Minha fiel companheira

Carrego uma maldição comigo, e esta maldição será sempre se parecer com um fantasma;
A maldição que carrego comigo, jamais desejo que carregues contigo;
É maldição dolorosa, maldita ao ponto de se parecer com um vitalício castigo;
A maldição que comigo carrego, jamais se assemelhara por um instante com algo físico, em formas...de amigo ou inimigo;
É algo ainda mais maldito, é algo que não é mencionado, não é lembrado, sequer será dito;
Pergunto-me incessantemente, se nesta para sempre farei meu indesejado abrigo;
Pergunto se há algo de errado, com o mundo em que nasci, ou simplesmente comigo;
Tento parecer normal, mas não consigo...afinal, normal jamais alguém me ensinara o que seria, jamais fora matéria para ser aprendido ou tema, para ser debatido;
É algo nefasto, é algo como caminhar entre mortos e entre os vivos, parecer como um cadáver ou algo ignóbil para ser visto;
O que fizera eu no passado para isto merecer, serei eu merecedor deste eterno viver que se assemelha com o lúgubre habitar de um jazigo?

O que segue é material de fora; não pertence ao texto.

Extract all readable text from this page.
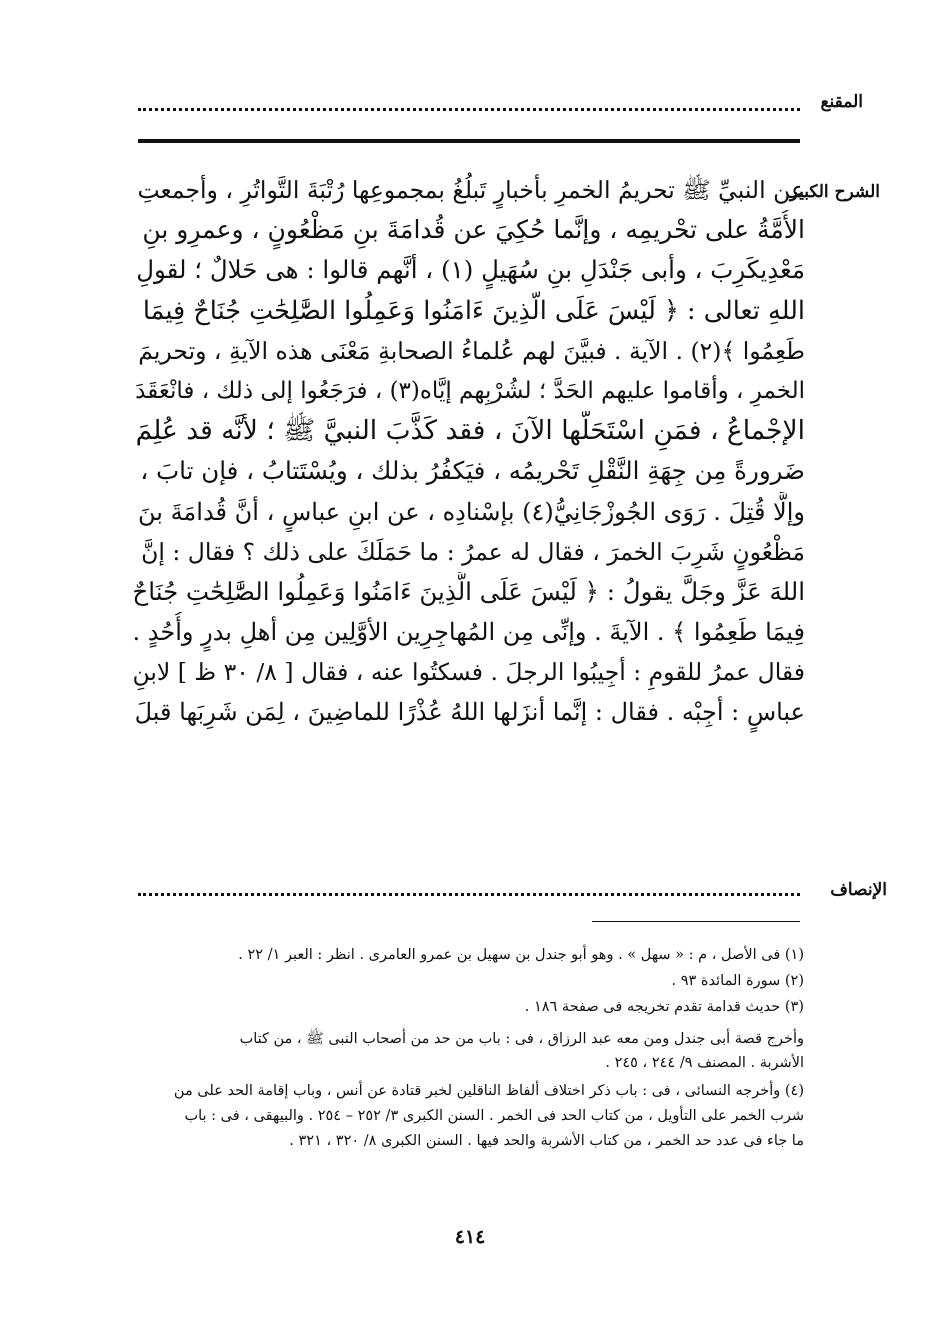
المقنع
الشرح الكبير
عن النبيِّ ﷺ تحريمُ الخمرِ بأخبارٍ تَبلُغُ بمجموعِها رُتْبَةَ التَّواتُرِ ، وأجمعتِ
الأُمَّةُ على تحْريمِه ، وإنَّما حُكِيَ عن قُدامَةَ بنِ مَظْعُونٍ ، وعمرِو بنِ
مَعْدِيكَرِبَ ، وأبى جَنْدَلِ بنِ سُهَيلٍ (١) ، أنَّهم قالوا : هى حَلالٌ ؛ لقولِ
اللهِ تعالى : ﴿ لَيْسَ عَلَى الَّذِينَ ءَامَنُوا وَعَمِلُوا الصَّٰلِحَٰتِ جُنَاحٌ فِيمَا
طَعِمُوا ﴾(٢) . الآية . فبيَّنَ لهم عُلماءُ الصحابةِ مَعْنَى هذه الآيةِ ، وتحريمَ
الخمرِ ، وأقاموا عليهم الحَدَّ ؛ لشُرْبِهم إيَّاه(٣) ، فرَجَعُوا إلى ذلك ، فانْعَقَدَ
الإجْماعُ ، فمَنِ اسْتَحَلَّها الآنَ ، فقد كَذَّبَ النبيَّ ﷺ ؛ لأنَّه قد عُلِمَ
ضَرورةً مِن جِهَةِ النَّقْلِ تَحْريمُه ، فيَكفُرُ بذلك ، ويُسْتَتابُ ، فإن تابَ ،
وإلَّا قُتِلَ . رَوَى الجُوزْجَانِيُّ(٤) بإسْنادِه ، عن ابنِ عباسٍ ، أنَّ قُدامَةَ بنَ
مَظْعُونٍ شَرِبَ الخمرَ ، فقال له عمرُ : ما حَمَلَكَ على ذلك ؟ فقال : إنَّ
اللهَ عَزَّ وجَلَّ يقولُ : ﴿ لَيْسَ عَلَى الَّذِينَ ءَامَنُوا وَعَمِلُوا الصَّٰلِحَٰتِ جُنَاحٌ
فِيمَا طَعِمُوا ﴾ . الآيةَ . وإنِّى مِن المُهاجِرِين الأوَّلِين مِن أهلِ بدرٍ وأُحُدٍ .
فقال عمرُ للقومِ : أجِيبُوا الرجلَ . فسكتُوا عنه ، فقال [ ٨/ ٣٠ ظ ] لابنِ
عباسٍ : أجِبْه . فقال : إنَّما أنزَلها اللهُ عُذْرًا للماضِينَ ، لِمَن شَرِبَها قبلَ
الإنصاف
(١) فى الأصل ، م : « سهل » . وهو أبو جندل بن سهيل بن عمرو العامرى . انظر : العبر ١/ ٢٢ .
(٢) سورة المائدة ٩٣ .
(٣) حديث قدامة تقدم تخريجه فى صفحة ١٨٦ .
وأخرج قصة أبى جندل ومن معه عبد الرزاق ، فى : باب من حد من أصحاب النبى ﷺ ، من كتاب
الأشربة . المصنف ٩/ ٢٤٤ ، ٢٤٥ .
(٤) وأخرجه النسائى ، فى : باب ذكر اختلاف ألفاظ الناقلين لخبر قتادة عن أنس ، وباب إقامة الحد على من
شرب الخمر على التأويل ، من كتاب الحد فى الخمر . السنن الكبرى ٣/ ٢٥٢ – ٢٥٤ . والبيهقى ، فى : باب
ما جاء فى عدد حد الخمر ، من كتاب الأشربة والحد فيها . السنن الكبرى ٨/ ٣٢٠ ، ٣٢١ .
٤١٤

Campos não florescem à minha frente, não nascerá grama onde eu piso;
Da real felicidade pareço ter desconhecimento...para Deus e seus filhos, pareço ser um fantoche para piadas jocosas e entretenimento;
Paro e penso por um momento...viver sob minha pele, se parece com insistir em dependurar-se à beira de um abismo;
Realmente, acredito ser filho daquilo que não presta...e mereço, para sempre, perecer e apodrecer juntamente com minha querida maldição, que denomino como sendo o mais triste ostracismo.